# Water accidentely spilled into bottom wall heater duct/opening



## TryingToLearn38 (Jan 17, 2009)

In the bathroom earlier today,i accidentely spilled some water in a bin i was carrying over to the toilet.It slipped out of my hands and around 20-30 ounces spilled down into the heater duct/opening. These things are all around and throughout the house and they're also in the bathroom.

They're on the bottom of the walls all throughout the house i am renting.
I am greatly concerned that this may have caused damage to the heating system mechanisms and such.I checked down in the basement and i didnt see any water spilled anywhere.

I am afraid that it went into the oil furnace and is going to cause damage to the heating system.My fellow renters of this home think theyr'es nothing to worry about but i think i should tell the caretaker as soon as i can get ahold of em.I have no phone,just internet and the caretaker is the opposite.No internet and just phone.

I Really need to know what to do.
How much damage did i cause?
What will be the repair bill?

In the basement,i see no water that spilled.It obviously went right into the copper pipes or the much thicker black plastic tubing connections.They're all around the oil heater furnace.Where did the spilled water go?

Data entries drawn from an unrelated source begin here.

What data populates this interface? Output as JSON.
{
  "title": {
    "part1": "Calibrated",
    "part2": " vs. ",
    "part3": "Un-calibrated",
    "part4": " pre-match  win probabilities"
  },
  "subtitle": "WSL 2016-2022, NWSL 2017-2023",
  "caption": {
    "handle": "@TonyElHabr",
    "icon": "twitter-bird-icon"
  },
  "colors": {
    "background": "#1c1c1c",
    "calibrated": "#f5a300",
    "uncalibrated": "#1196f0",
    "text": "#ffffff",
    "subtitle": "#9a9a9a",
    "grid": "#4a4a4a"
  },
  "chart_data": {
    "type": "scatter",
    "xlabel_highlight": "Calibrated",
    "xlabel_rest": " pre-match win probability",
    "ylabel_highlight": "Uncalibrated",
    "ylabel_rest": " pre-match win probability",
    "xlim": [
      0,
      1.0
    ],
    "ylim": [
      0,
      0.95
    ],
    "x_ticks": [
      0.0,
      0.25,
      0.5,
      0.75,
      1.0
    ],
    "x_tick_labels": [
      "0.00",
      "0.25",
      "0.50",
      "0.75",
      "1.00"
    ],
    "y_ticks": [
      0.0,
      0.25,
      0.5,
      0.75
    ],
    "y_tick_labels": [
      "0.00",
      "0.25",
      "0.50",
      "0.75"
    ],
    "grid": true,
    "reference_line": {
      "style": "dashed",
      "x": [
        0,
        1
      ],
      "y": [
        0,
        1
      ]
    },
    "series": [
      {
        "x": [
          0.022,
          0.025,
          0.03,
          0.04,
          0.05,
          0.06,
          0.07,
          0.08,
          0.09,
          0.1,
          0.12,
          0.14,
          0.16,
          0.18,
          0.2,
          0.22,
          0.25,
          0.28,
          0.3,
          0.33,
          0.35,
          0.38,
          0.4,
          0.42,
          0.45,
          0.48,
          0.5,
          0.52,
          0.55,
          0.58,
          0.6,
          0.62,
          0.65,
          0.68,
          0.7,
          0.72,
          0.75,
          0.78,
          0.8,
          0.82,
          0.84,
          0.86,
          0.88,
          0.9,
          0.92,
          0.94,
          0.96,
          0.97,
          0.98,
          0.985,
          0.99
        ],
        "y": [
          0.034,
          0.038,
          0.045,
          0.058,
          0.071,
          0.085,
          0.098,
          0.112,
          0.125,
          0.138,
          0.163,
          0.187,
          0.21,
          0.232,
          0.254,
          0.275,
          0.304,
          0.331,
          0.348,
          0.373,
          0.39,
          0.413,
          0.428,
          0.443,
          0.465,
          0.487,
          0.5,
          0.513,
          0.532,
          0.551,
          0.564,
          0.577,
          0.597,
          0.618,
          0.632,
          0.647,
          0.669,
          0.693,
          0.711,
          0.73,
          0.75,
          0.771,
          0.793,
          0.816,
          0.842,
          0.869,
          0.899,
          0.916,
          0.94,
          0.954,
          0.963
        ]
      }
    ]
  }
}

Anyone ever hear of this happening besides this unfortunate individual posting this unfortunate occurance...?


----------



## Blue Jay (Jan 17, 2009)

Not a problem, not really that much water, you will just add some humidity to the house which probably not be a bad idea.


----------



## handyguys (Jan 19, 2009)

Yea, no worries, most likely. The water is likely sitting in a horizontal section of duct work. From there it will evaporate.


----------